Cherry Chocolate Ripple Gelato

Prep Time 2 hrs 30 mins
Cook Time 15 mins
Total Time 2 hrs 45 mins


  • 1 pound 448 grams sweet cherries, pitted & cut in half
  • ½ 100 grams cup sugar
  • 2 teaspoons fresh lemon juice
  • 1 batch chilled Plain Base recipe here
  • 2 ounces 56 grams bittersweet chocolate, chopped & melted


  • Combine the cherries, sugar, and lemon juice in a medium pot. Stir to combine, and let sit for 15 minutes.
  • Place the pot over medium-low heat. Cook until the cherries start to soften, and the juices get thick and jammy, 10 to 15 minutes. Transfer to a bowl or container, and let cool completely (may be prepared a day or two in advance).
  • Be sure to freeze the bowl of your ice cream maker one day in advance before proceeding to the next step.
  • When ready to make the gelato, combine half of the plain base and half of the cherry jam in the bowl of a food processor. Pulse until well mixed.

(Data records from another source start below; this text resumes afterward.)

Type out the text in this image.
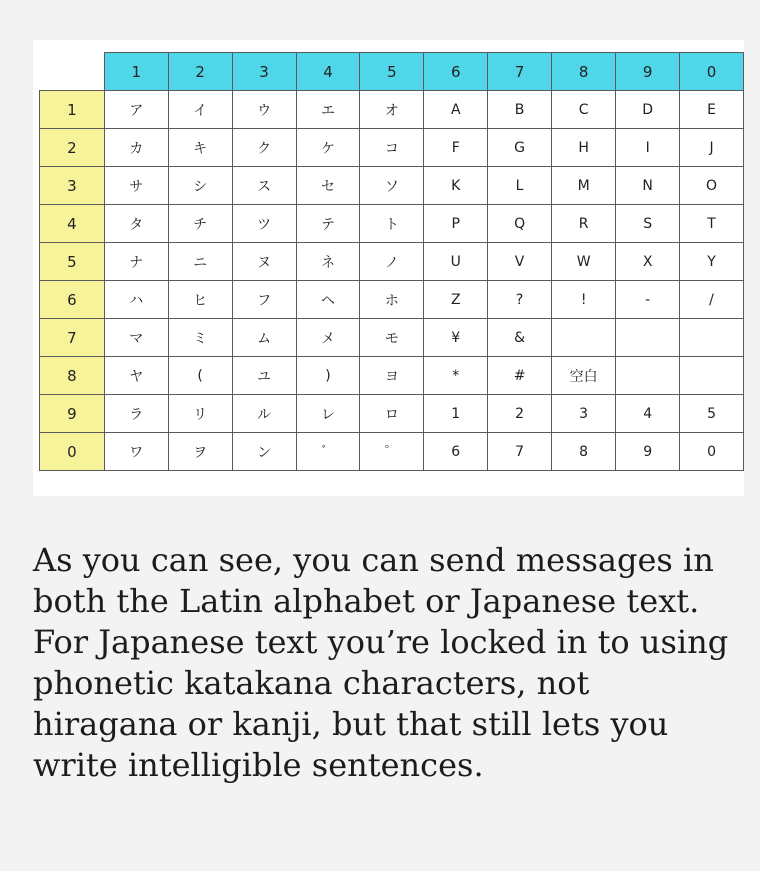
	1	2	3	4	5	6	7	8	9	0
1	ア	イ	ウ	エ	オ	A	B	C	D	E
2	カ	キ	ク	ケ	コ	F	G	H	I	J
3	サ	シ	ス	セ	ソ	K	L	M	N	O
4	タ	チ	ツ	テ	ト	P	Q	R	S	T
5	ナ	ニ	ヌ	ネ	ノ	U	V	W	X	Y
6	ハ	ヒ	フ	ヘ	ホ	Z	?	!	-	/
7	マ	ミ	ム	メ	モ	¥	&			
8	ヤ	(	ユ	)	ヨ	*	#	空白		
9	ラ	リ	ル	レ	ロ	1	2	3	4	5
0	ワ	ヲ	ン	゛	゜	6	7	8	9	0

As you can see, you can send messages in both the Latin alphabet or Japanese text. For Japanese text you’re locked in to using phonetic katakana characters, not hiragana or kanji, but that still lets you write intelligible sentences.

Whisk the puree into the remaining plain base.
  • Pour into the freezer bowl of your ice cream maker. Churn for 20 minutes.
  • Add the remaining cherry jam. Slowly drizzle in the melted chocolate. Churn for 5 minutes more. Transfer the ice cream to a container, cover, and freeze for at least 2 hours before serving.